Deux infirmières qui travaillent à Mayotte achèvent une formation au Mans. Elles se spécialisent dans les soins oculaires. Fin août, elles vont ouvrir à Bandrélé un centre de dépistage équipé pour la télémédecine. Une première à Mayotte, département privé d’ophtalmologistes toute l’année.

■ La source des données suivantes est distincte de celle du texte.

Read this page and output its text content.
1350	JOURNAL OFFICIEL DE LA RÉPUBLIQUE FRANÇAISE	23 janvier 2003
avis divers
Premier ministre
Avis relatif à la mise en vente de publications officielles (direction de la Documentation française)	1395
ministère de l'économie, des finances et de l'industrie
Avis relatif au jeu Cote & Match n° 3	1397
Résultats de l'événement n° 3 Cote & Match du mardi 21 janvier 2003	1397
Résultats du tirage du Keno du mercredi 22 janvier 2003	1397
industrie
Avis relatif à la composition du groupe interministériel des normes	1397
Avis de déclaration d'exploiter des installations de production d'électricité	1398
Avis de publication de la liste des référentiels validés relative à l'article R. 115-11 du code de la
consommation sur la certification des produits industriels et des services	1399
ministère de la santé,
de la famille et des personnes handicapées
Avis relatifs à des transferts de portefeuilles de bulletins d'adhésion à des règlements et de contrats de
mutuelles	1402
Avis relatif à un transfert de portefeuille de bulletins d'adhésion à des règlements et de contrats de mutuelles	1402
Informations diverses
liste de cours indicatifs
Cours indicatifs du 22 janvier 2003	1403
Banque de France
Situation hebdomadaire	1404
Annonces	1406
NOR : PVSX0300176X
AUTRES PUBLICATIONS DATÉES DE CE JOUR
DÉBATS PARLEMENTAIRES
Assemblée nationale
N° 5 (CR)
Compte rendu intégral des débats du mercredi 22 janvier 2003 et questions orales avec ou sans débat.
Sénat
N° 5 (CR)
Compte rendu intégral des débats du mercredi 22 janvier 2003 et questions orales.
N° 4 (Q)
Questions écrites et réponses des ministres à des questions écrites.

"Le petit soleil passe à gauche. Vous regardez bien le milieu". "Ça va devenir flou, c’est normal". Dans une petite salle du pôle santé sud, une clinique du Mans (Sarthe), deux infirmières accueillent des patients avant leur consultation chez l’ophtalmologiste. Haladati Mtsounga et Blandine Méliand manient des appareils dédiés au dépistage d’éventuels troubles de la vision. Du fond de l’œil à l’examen de la cornée, elles sont devenues des relais des ophtalmologistes. Le tout en douze semaines.
Une reconversion professionnelle
Haladati Mtsounga était infirmière au service de néonatalogie du centre hospitalier de Mamoudzou. La jeune maman a choisi sa nouvelle spécialité, l'occasion d’étendre ses compétences et modifier sa cadence de travail. "Le rythme de l’hôpital était un peu compliqué. Je faisais beaucoup de nuits. Je sentais que je tirais beaucoup. J’étais fatiguée. Et je me suis dit : pourquoi pas être en poste dans un cabinet ? Je change de rythme. Je travaille la journée et le soir, je suis chez moi", confie-t-elle.
Blandine Méliand est originaire de la Sarthe. Installée à Mayotte depuis deux ans, elle veut elle aussi compléter sa formation, après une expérience en chirurgie puis en libéral. "On réapprend presque tout. On va vraiment au fond des choses. On se focalise sur un seul organe. C’est très spécifique. On voit des choses que l’on n’a pas l’habitude de voir dans notre métier d’infirmière", ajoute-elle.
Les yeux et les oreilles d’ophtalmologistes de l'Hexagone
Compléter l’offre de soins pour les patients mahorais est une autre source de motivation pour les deux infirmières. Dès la fin du mois d’août à Bandrélé, elles vont assurer le dépistage dans un cabinet avec des appareils connectés. Le dépistage s’adresse aux enfants qui ont des troubles visuels et à tous les patients qui ont besoin de lunettes. Le diagnostic sera ensuite posé à distance par des ophtalmologistes de l’Hexagone.
A l’origine du projet, il y a Jean-Bernard Rottier. Cet ophtalmologiste exerce au pôle santé sud du Mans. En lisant un article de presse, le médecin est sensibilisé au faible port de lunettes chez les enfants à Mayotte. Il contacte alors Dominique Voynet, la directrice régionale de santé et lui propose de créer un centre de dépistage sur place.
Il n'y a pas toujours un ophtalmo sur l'île alors qu'il y a 300 000 habitants. En métropole, il faut à peu près huit ophtalmos pour 100 000 habitants. Donc globalement, Mayotte aurait besoin d'une vingtaine d'ophtalmos.
Vers une filière complète de soins oculaires à Mayotte
Pour pallier cette absence, l'ophtalmologiste propose d'innover avec de modes ingénieux de prise en charge en télémédecine. A court terme, deux autres centres de dépistage devraient aussi ouvrir, à Hamjago d’ici la fin de l’année puis à Sada en 2022.
A long terme, des ophtalmologistes de l’Hexagone devraient se rendre à Mayotte pour des missions ponctuelles de soutien. Ils soigneraient les cas les plus graves. Un partenariat entre le centre hospitalier de Mayotte et l’hôpital Cochin à Paris est en préparation.